ATLANTA -- The first threat to the city's canopy was growth. Farmers, then houses and office buildings. Recently it has been the weather. There were years of drought, now heavy wind and rain.
"I think that's kind of the charm of where we live. You still get that city vibe but there's so many trees that it makes me feel like I can get away," said Lanie Snell, a hiker enjoying the overlook at Kennesaw National Battlefield.
But the next threat may be fear. The fear that one of the trees that make the city so special, could be the same tree that crushes their house or kills a loved one.
Even Snell admits she recently had several trees in her yard cut.
In 2001, the non-profit American Forests looked at satellite images to learn about metro Atlanta's tree canopy. What it noticed was a significant decline in the number of trees blanketing the region.

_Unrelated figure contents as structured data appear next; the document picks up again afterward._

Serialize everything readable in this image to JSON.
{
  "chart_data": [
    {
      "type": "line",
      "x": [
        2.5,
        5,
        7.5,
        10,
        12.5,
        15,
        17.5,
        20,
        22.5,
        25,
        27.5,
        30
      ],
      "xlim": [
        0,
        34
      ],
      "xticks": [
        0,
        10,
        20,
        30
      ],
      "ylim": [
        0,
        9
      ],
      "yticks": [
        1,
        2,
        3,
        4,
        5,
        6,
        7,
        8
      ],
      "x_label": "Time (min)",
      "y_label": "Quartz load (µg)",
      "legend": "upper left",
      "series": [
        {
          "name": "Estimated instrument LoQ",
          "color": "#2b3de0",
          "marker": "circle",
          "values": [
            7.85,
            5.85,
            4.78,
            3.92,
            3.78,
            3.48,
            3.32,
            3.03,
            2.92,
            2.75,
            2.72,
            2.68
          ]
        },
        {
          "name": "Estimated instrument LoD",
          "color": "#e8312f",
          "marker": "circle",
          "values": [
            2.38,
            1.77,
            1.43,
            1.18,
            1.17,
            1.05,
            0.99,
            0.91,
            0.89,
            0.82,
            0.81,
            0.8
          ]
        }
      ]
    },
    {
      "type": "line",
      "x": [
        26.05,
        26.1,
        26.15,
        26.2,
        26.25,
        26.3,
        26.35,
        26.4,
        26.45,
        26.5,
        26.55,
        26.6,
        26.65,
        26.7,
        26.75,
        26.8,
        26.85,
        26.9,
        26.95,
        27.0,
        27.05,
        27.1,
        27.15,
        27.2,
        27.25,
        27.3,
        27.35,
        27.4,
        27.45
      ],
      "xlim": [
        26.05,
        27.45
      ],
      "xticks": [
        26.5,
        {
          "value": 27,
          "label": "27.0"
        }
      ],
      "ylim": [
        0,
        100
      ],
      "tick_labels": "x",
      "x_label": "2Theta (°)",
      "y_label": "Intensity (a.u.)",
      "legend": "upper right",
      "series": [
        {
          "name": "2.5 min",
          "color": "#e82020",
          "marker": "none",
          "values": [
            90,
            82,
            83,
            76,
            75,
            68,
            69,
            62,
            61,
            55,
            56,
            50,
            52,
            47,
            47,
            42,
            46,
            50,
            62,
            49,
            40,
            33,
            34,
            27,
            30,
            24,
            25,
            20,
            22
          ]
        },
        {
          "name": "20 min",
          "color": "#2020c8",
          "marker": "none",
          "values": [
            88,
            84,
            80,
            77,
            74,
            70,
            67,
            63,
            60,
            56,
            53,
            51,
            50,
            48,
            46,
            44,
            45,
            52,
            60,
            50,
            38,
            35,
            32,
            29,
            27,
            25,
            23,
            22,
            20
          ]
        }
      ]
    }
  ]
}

"Since the 60's, we've lost 40% of our canopy, maybe more," said Peter Jenkins, President of Georgia's Arborist Association.
The US Department of Agriculture also surveys the area's tree canopy and puts the loss at closer to 50%.
Jenkins says it's tragic, considering much of that loss has come since Atlanta created its tree ordinance. The rules have become stricter over the years, and today the city says about 22% of its permit applications are denied.
But that still leaves 1700 dead or dying trees the city says it permits to be cut down every year.
American Forests say the loss in canopy has led to a 33% increase in stormwater runoff and 11 million more pounds of pollutants lingering in the air.
"There's a long list of reasons why trees are good," said Jenkins.
We're sure to be hearing more about them. The city has commissioned its first study on the tree canopy to better understand how trees impact the community and assist with planning and development.
They hope to get initial results from their study in August, the same time American Forests plans to return to study the impact trees in Atlanta can have on schools.